Kroger accused of flooding Kentucky with opioids
The lawsuit, filed on Monday, February 12, 2024, claims that Kroger’s more than 100 Kentucky pharmacies were responsible for over 11% of all opioid pills dispensed in the state between 2006 and 2019. It amounted to hundreds of millions of doses inundating Kentucky communities without reasonable safeguards, the suit said.
“For more than a decade, Kroger flooded Kentucky with an almost unthinkable number of opioid pills that directly led to addiction, pain and death,” Coleman said in a statement.
The lawsuit alleges that Kroger failed to implement any effective monitoring program to stop suspicious opioid orders, and that it ignored red flags such as unusually large or frequent prescriptions, customers paying in cash, and prescriptions from out-of-state or distant doctors. The suit also accuses Kroger of violating the Kentucky Consumer Protection Act by engaging in unfair, false, misleading, or deceptive acts or practices in the conduct of its pharmacy business.
The suit is seeking civil penalties of $2,000 against the grocery chain for each alleged willful violation of the act, as well as injunctive relief, restitution, and attorney fees and costs.
Kentucky among the hardest hit by the overdose crisis
Kentucky has been one of the states most affected by the nation’s overdose crisis, and a series of Kentucky attorneys general from both political parties — including now-Gov.
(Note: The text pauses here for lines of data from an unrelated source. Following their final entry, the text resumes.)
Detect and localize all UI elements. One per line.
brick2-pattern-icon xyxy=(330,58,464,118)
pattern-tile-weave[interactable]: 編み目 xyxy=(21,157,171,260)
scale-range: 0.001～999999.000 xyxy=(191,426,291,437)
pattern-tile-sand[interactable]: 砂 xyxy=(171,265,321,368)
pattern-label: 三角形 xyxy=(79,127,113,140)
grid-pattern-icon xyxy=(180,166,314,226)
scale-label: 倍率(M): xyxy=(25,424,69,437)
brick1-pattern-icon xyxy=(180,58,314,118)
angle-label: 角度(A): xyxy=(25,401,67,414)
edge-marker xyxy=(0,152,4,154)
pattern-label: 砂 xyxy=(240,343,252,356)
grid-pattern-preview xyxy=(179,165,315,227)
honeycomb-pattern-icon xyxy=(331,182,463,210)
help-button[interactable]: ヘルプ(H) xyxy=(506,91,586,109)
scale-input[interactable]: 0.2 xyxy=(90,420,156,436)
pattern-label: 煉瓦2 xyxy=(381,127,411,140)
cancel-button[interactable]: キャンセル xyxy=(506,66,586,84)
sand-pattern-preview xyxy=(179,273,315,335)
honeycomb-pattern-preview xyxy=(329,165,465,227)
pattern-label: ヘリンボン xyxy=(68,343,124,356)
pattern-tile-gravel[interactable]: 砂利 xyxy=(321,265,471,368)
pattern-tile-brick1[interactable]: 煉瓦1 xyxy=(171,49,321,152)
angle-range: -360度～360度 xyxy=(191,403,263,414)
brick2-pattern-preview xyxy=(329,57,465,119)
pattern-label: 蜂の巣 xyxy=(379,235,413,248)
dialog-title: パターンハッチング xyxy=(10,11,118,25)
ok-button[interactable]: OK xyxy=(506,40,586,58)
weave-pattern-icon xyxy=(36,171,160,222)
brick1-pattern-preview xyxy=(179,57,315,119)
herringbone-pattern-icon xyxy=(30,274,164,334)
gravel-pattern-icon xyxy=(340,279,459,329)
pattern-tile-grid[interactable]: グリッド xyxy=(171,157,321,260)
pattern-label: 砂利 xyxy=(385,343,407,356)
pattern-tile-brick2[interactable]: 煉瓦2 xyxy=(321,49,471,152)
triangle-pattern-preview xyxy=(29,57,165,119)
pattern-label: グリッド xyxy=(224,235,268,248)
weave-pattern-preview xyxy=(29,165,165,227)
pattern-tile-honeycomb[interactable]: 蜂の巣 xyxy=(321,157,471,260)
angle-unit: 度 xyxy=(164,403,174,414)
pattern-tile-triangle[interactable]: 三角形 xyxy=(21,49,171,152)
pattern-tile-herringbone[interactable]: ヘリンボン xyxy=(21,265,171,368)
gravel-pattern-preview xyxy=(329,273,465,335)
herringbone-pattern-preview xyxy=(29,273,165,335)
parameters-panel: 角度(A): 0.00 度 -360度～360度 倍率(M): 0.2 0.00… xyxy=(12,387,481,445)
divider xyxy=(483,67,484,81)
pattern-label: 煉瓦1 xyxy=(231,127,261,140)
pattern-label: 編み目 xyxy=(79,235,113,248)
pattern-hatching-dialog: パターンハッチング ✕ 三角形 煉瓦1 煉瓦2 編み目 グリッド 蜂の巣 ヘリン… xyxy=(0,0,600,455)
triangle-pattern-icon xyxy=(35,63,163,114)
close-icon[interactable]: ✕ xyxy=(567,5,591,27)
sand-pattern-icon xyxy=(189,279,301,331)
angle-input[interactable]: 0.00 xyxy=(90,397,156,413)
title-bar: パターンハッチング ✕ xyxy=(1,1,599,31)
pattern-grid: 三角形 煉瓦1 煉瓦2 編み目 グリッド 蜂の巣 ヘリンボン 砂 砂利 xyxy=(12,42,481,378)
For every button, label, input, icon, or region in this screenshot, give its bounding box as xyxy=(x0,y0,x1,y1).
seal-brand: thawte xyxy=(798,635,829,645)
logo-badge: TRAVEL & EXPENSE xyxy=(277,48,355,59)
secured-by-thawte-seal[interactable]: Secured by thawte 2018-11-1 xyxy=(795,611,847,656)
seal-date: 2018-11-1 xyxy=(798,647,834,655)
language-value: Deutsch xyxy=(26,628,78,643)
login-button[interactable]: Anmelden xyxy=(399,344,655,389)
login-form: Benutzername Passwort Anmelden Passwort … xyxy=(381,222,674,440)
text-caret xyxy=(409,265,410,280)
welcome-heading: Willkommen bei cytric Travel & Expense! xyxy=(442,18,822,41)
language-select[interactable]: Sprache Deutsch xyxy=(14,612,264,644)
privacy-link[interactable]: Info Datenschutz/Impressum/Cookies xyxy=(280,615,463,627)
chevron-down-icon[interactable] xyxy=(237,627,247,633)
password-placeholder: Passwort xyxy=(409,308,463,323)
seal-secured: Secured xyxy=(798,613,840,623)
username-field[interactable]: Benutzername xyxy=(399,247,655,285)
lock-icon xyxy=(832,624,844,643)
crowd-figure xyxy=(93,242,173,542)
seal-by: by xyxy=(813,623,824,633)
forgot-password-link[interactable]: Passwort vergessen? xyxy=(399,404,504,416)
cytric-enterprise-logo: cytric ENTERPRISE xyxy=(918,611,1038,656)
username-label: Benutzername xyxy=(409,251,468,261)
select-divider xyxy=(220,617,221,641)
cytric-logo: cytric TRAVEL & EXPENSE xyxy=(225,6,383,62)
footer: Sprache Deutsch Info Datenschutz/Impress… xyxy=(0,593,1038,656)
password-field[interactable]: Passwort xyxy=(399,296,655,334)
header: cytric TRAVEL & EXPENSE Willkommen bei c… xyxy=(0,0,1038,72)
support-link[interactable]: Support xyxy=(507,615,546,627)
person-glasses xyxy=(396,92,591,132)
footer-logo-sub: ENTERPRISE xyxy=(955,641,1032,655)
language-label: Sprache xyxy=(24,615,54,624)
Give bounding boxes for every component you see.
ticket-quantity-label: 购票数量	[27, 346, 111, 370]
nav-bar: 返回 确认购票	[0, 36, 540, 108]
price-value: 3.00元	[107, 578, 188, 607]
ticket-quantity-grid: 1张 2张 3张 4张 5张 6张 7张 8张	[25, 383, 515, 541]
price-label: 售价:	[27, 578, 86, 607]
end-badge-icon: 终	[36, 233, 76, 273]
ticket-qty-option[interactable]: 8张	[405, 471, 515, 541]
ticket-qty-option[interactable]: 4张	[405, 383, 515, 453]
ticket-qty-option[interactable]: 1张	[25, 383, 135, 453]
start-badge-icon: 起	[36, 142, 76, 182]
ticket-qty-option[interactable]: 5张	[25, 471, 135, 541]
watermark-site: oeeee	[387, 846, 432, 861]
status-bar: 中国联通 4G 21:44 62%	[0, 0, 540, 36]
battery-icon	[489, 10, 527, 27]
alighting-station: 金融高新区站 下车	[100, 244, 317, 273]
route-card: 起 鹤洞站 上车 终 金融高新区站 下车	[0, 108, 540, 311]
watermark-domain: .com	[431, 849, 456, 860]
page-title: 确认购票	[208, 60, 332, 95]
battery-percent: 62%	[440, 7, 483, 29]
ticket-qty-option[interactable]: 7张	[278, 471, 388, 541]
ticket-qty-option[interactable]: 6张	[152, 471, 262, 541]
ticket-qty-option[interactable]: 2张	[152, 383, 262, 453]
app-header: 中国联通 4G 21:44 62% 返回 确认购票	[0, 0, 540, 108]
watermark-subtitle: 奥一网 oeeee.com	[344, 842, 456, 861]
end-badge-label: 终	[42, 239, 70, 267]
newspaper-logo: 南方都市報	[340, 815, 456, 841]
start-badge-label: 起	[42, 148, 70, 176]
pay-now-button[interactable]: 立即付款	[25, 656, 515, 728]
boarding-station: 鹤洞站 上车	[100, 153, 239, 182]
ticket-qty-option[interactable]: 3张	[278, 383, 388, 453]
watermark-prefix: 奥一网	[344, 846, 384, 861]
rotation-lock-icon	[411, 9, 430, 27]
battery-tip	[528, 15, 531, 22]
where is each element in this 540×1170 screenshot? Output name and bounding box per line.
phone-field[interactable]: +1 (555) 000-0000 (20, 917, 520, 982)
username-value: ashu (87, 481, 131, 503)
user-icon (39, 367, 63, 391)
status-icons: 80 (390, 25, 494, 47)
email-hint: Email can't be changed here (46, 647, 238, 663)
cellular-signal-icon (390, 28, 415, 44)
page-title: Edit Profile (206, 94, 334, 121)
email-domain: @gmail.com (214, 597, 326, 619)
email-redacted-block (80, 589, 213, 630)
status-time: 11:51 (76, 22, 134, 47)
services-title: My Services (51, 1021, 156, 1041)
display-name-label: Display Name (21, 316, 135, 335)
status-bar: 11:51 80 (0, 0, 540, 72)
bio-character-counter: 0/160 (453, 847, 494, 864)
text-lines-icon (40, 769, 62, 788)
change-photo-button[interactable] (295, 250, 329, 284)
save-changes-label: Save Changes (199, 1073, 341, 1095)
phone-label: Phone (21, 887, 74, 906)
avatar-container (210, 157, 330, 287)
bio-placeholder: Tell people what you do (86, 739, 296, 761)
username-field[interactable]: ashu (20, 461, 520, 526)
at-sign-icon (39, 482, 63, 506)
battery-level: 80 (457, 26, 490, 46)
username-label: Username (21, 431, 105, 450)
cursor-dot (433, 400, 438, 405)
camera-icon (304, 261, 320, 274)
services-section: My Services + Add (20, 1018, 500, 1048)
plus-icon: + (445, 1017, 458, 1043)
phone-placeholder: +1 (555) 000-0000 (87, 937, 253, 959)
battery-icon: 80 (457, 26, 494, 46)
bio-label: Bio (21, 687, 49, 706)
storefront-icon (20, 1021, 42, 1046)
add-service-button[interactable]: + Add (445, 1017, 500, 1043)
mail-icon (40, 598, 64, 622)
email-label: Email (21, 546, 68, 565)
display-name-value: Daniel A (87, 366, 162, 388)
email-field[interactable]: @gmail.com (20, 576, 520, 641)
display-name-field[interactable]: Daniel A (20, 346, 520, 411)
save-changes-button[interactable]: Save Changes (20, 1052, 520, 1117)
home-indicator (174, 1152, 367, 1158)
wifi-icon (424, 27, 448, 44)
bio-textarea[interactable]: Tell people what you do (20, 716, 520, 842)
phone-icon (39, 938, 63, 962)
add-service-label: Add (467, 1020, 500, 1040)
Andy Beshear, a Democrat — aggressively pursued legal action against companies that make or distribute opioid-based medication.
Overdose fatalities in Kentucky surpassed 2,000 again in 2022 but were down from the prior year, Beshear said in a 2023 announcement. Increased use of fentanyl — a powerful synthetic opioid — is blamed as a key factor behind the state’s chronically high overdose death toll.
The new lawsuit against Kroger is part of Coleman’s ongoing efforts to hold accountable those who contributed to the opioid epidemic in Kentucky. Coleman, a Republican who took office at the start of this year, has also filed lawsuits against other major opioid distributors, such as Cardinal Health, AmerisourceBergen, and McKesson, as well as opioid manufacturers, such as Purdue Pharma, Endo, and Mallinckrodt.
Conclusion
Shepherdsville, a small city in Kentucky, has been named the drug smuggling capital of the state by the attorney general, who filed a lawsuit against Kroger for allegedly flooding the state with opioids. The lawsuit is the latest in a series of legal actions taken by the state to combat the opioid crisis, which has claimed thousands of lives in Kentucky. The lawsuit seeks to hold Kroger accountable for its role in the epidemic, and to recover damages for the harm caused to the state and its citizens.